Apresentação.
Esta minha história, ao parecer, começa como um daqueles passatempos, onde é preciso achar os 07 erros para concluir o desafio que lhes proponho: ler, entender e aceitar.
Para facilitar a procura pelo primeiro deles, devo dizer que contarei sobre os derradeiros do filho de um lixeiro, que por acaso sou e não sou eu.
Falarei de mim, mas eu não sou exatamente filho de lixeiro algum. O gari, o trabalhador que operava no carro da recolhida do lixo urbano era meu célebre avô, um grande e forte mancebo negro a quem não tive a sorte de conhecer, mas de quem herdei o nome e quem sabe muitas outras coisas. Não tive ninguém para me contar sobre as semelhanças e diferenças entre nós. Só espero que ele tenha sido mais feliz do que eu fui, tão feliz quanto eu sou.
Ao tempo que sou neto do lixo, também sou sobrinho do lixo, já que dois dos meus tios foram lixeiros. Mesmo tendo desempenhado outras funções anteriormente, ao final das suas vidas vieram se refugiar na riqueza de recolher e limpar as ruas da cidade.
Esta é a minha estirpe. Esta é a minha linhagem. Este é o meu orgulho. O exemplo de um homem que conseguiu educar todos os seus numerosos filhos e criá-los nos princípios do bem.

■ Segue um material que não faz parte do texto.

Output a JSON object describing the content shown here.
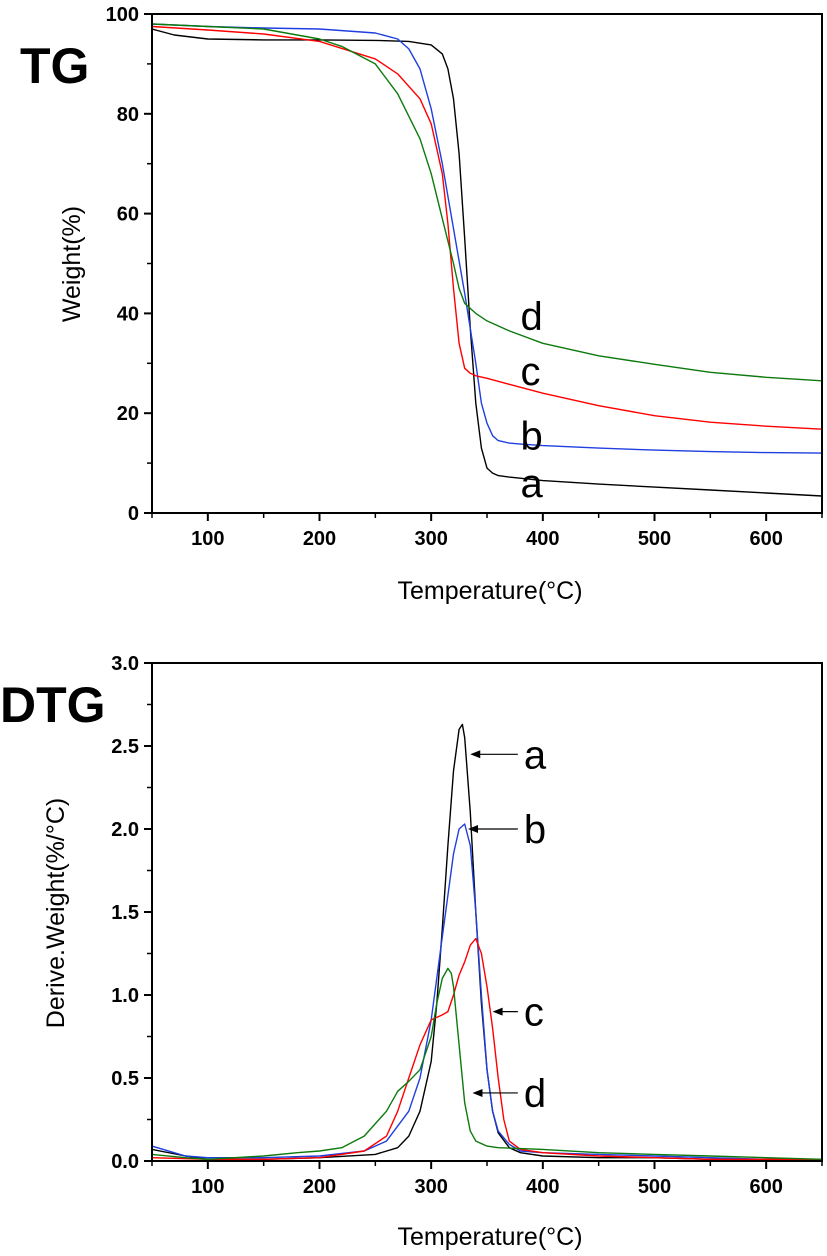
{
  "chart_data": [
    {
      "type": "line",
      "panel_label": "TG",
      "xlabel": "Temperature(°C)",
      "ylabel": "Weight(%)",
      "xlim": [
        50,
        650
      ],
      "ylim": [
        0,
        100
      ],
      "xticks": [
        100,
        200,
        300,
        400,
        500,
        600
      ],
      "yticks": [
        0,
        20,
        40,
        60,
        80,
        100
      ],
      "grid": false,
      "series": [
        {
          "name": "a",
          "color": "#000000",
          "x": [
            50,
            70,
            100,
            150,
            200,
            250,
            280,
            300,
            310,
            315,
            320,
            325,
            330,
            335,
            340,
            345,
            350,
            355,
            360,
            370,
            400,
            450,
            500,
            550,
            600,
            650
          ],
          "y": [
            97,
            95.8,
            95,
            94.8,
            94.8,
            94.7,
            94.5,
            93.8,
            92,
            89,
            83,
            72,
            55,
            37,
            22,
            13,
            9,
            8,
            7.5,
            7.2,
            6.5,
            5.8,
            5.2,
            4.6,
            4.0,
            3.4
          ]
        },
        {
          "name": "b",
          "color": "#1f3fe0",
          "x": [
            50,
            100,
            150,
            200,
            250,
            270,
            280,
            290,
            300,
            310,
            320,
            330,
            340,
            345,
            350,
            355,
            360,
            370,
            380,
            400,
            450,
            500,
            550,
            600,
            650
          ],
          "y": [
            98,
            97.5,
            97.2,
            97,
            96.2,
            95,
            93,
            89,
            81,
            70,
            57,
            44,
            30,
            22,
            18,
            15.5,
            14.5,
            14,
            13.8,
            13.5,
            13,
            12.6,
            12.3,
            12.1,
            12
          ]
        },
        {
          "name": "c",
          "color": "#ff0000",
          "x": [
            50,
            100,
            150,
            200,
            250,
            270,
            290,
            300,
            310,
            315,
            320,
            325,
            330,
            335,
            340,
            350,
            370,
            400,
            450,
            500,
            550,
            600,
            650
          ],
          "y": [
            97.5,
            96.8,
            96,
            94.5,
            91,
            88,
            83,
            78,
            68,
            58,
            45,
            34,
            29,
            28,
            27.5,
            27,
            25.8,
            24,
            21.5,
            19.5,
            18.2,
            17.4,
            16.8
          ]
        },
        {
          "name": "d",
          "color": "#0d7a0d",
          "x": [
            50,
            100,
            150,
            200,
            220,
            250,
            270,
            290,
            300,
            310,
            320,
            325,
            330,
            340,
            350,
            370,
            400,
            450,
            500,
            550,
            600,
            650
          ],
          "y": [
            98,
            97.5,
            97,
            95,
            93.5,
            90,
            84,
            75,
            68,
            59,
            50,
            45,
            42,
            40,
            38.5,
            36.5,
            34,
            31.5,
            29.8,
            28.2,
            27.2,
            26.5
          ]
        }
      ],
      "annotations": [
        {
          "text": "a",
          "x": 380,
          "y": 6
        },
        {
          "text": "b",
          "x": 380,
          "y": 15.5
        },
        {
          "text": "c",
          "x": 380,
          "y": 28.5
        },
        {
          "text": "d",
          "x": 380,
          "y": 39.5
        }
      ]
    },
    {
      "type": "line",
      "panel_label": "DTG",
      "xlabel": "Temperature(°C)",
      "ylabel": "Derive.Weight(%/°C)",
      "xlim": [
        50,
        650
      ],
      "ylim": [
        0.0,
        3.0
      ],
      "xticks": [
        100,
        200,
        300,
        400,
        500,
        600
      ],
      "yticks": [
        0.0,
        0.5,
        1.0,
        1.5,
        2.0,
        2.5,
        3.0
      ],
      "ytick_labels": [
        "0.0",
        "0.5",
        "1.0",
        "1.5",
        "2.0",
        "2.5",
        "3.0"
      ],
      "grid": false,
      "series": [
        {
          "name": "a",
          "color": "#000000",
          "x": [
            50,
            80,
            100,
            150,
            200,
            250,
            270,
            280,
            290,
            300,
            305,
            310,
            315,
            320,
            325,
            328,
            330,
            335,
            340,
            345,
            350,
            355,
            360,
            370,
            380,
            400,
            450,
            500,
            550,
            600,
            650
          ],
          "y": [
            0.07,
            0.03,
            0.01,
            0.01,
            0.02,
            0.04,
            0.08,
            0.15,
            0.3,
            0.6,
            0.95,
            1.4,
            1.9,
            2.35,
            2.6,
            2.63,
            2.55,
            2.1,
            1.5,
            0.95,
            0.55,
            0.3,
            0.17,
            0.08,
            0.05,
            0.03,
            0.02,
            0.02,
            0.01,
            0.01,
            0.01
          ]
        },
        {
          "name": "b",
          "color": "#1f3fe0",
          "x": [
            50,
            80,
            100,
            150,
            200,
            240,
            260,
            280,
            290,
            300,
            310,
            320,
            325,
            330,
            335,
            340,
            345,
            350,
            355,
            360,
            370,
            380,
            400,
            450,
            500,
            550,
            600,
            650
          ],
          "y": [
            0.09,
            0.03,
            0.02,
            0.02,
            0.03,
            0.06,
            0.12,
            0.3,
            0.5,
            0.85,
            1.35,
            1.85,
            2.0,
            2.03,
            1.9,
            1.5,
            1.0,
            0.55,
            0.3,
            0.18,
            0.1,
            0.06,
            0.05,
            0.04,
            0.03,
            0.02,
            0.01,
            0.01
          ]
        },
        {
          "name": "c",
          "color": "#ff0000",
          "x": [
            50,
            100,
            150,
            200,
            240,
            260,
            270,
            280,
            290,
            300,
            310,
            315,
            320,
            325,
            330,
            335,
            340,
            345,
            350,
            355,
            360,
            365,
            370,
            380,
            400,
            450,
            500,
            550,
            600,
            650
          ],
          "y": [
            0.02,
            0.01,
            0.01,
            0.02,
            0.06,
            0.15,
            0.3,
            0.5,
            0.7,
            0.85,
            0.88,
            0.9,
            1.0,
            1.12,
            1.2,
            1.3,
            1.34,
            1.25,
            1.05,
            0.8,
            0.5,
            0.25,
            0.12,
            0.07,
            0.05,
            0.03,
            0.02,
            0.01,
            0.01,
            0.01
          ]
        },
        {
          "name": "d",
          "color": "#0d7a0d",
          "x": [
            50,
            80,
            100,
            150,
            180,
            200,
            220,
            240,
            260,
            270,
            280,
            290,
            300,
            305,
            310,
            315,
            318,
            320,
            325,
            330,
            335,
            340,
            350,
            360,
            400,
            450,
            500,
            550,
            600,
            650
          ],
          "y": [
            0.04,
            0.02,
            0.01,
            0.03,
            0.05,
            0.06,
            0.08,
            0.15,
            0.3,
            0.42,
            0.48,
            0.55,
            0.75,
            0.95,
            1.1,
            1.16,
            1.13,
            1.05,
            0.7,
            0.35,
            0.18,
            0.12,
            0.09,
            0.08,
            0.07,
            0.05,
            0.04,
            0.03,
            0.02,
            0.01
          ]
        }
      ],
      "annotations": [
        {
          "text": "a",
          "x": 383,
          "y": 2.45,
          "arrow_to_x": 335,
          "arrow_to_y": 2.45
        },
        {
          "text": "b",
          "x": 383,
          "y": 2.0,
          "arrow_to_x": 333,
          "arrow_to_y": 2.0
        },
        {
          "text": "c",
          "x": 383,
          "y": 0.9,
          "arrow_to_x": 355,
          "arrow_to_y": 0.9
        },
        {
          "text": "d",
          "x": 383,
          "y": 0.41,
          "arrow_to_x": 337,
          "arrow_to_y": 0.41
        }
      ]
    }
  ]
}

Num espectro cheio de preconceitos e racismo, todos os seus netos homens fizeram curso superior. Eu sou mais um dentre eles. Todos somos ou engenheiros ou médicos. Será que esta é uma grande conquista? Somos o fruto da abnegação, da dedicação e dos valores da preservação e unidade familiar. Isto sim merece ser exaltado, é um grande feito.
Devo falar em passado, porque praticamente nenhum dos meus primos está mais entre nós, no mundo dos vivos.
A realidade para mim tem 03 estágios, que ficam no mesmo plano. A Verdade, da qual sou bastante adepto, ainda que por vezes não pareça, a Mentira, como o último dos recursos, quando acudo a ela é por falta de opção mesmo e o Ocultar, uma saída por cima de tudo, inteligente e que me proporciona primeiro que tudo, proteção e sobrevivência.
Depois deste preâmbulo, com certeza o que veremos daqui para frente é um compêndio de muita verdade, misturada com alguma que outra mentirinha ocasional, só para temperar e acompanhando, algumas passagens escondidas, ocultas ou simplesmente esboçadas, para poder literalmente continuar vivendo ou poder viver em paz.
Ou seja, uma história, cheia de histórias mal contadas, como acontece na vida real, porque para bem ou para mal, nem tudo pode ser dito e nem sempre podemos contar com a explicação ou a confirmação dos acontecimentos. A dúvida costuma pairar por cima daquilo que não vemos, que não vivemos e para os leitores, sempre existirá um breve espaço para a desconfiança e os devidos questionamentos.
Quantos até hoje não acreditam que o homem nunca pisou na lua, mas nem por isso, deixam de existir datas, imagens e toda uma história relacionada com este fato, ora real, ora tergiversado, ora inventado.
A lista seria interminável, porque poderíamos incluir nela toda a história do mundo. Aquela que não constatamos e até a contemporânea, da qual não participamos de maneira direta, não protagonizamos.
A própria explanação sobre as nossas origens. A humanidade que acredita ter nascido de um Adão, de cuja costela surgiu uma Eva, tanto como daquela parcela que raciocina que veio da evolução das espécies, segundo tentou nos explicar e convencer Darwin, como de outra boa parte que nem se faz estas perguntas.
Falando da Teoria da Evolução, lembro todas as vezes que durante a minha infância e a minha adolescência, tive que ouvir aquela “original piadinha” tão discriminatória quão sem graça: “Se o homem descende do macaco, por que não saem homens dos negros atuais?” Isto era parodiando uma singular propaganda de televisão educativa que passava no meu país e que chamava à reflexão: “Se o homem descende do macaco, por que não saem homens dos macacos atuais?” A minha pergunta é outra: Por que saem tantos monstros dos homens na atualidade?
Só sei que vim do passado.
Só sei que vou para o futuro.
O presente existe porque houve um passado. O futuro não fica tão longe assim. Ele começou agora.
Peço desculpas, mas há histórias que não podem ser contadas. Não esperem por capítulos. Não aguardem por fatos em seqüências. Serão só momentos cronologicamente desordenados, daquilo que eu sei, daquilo que eu vi, daquilo que eu posso contar.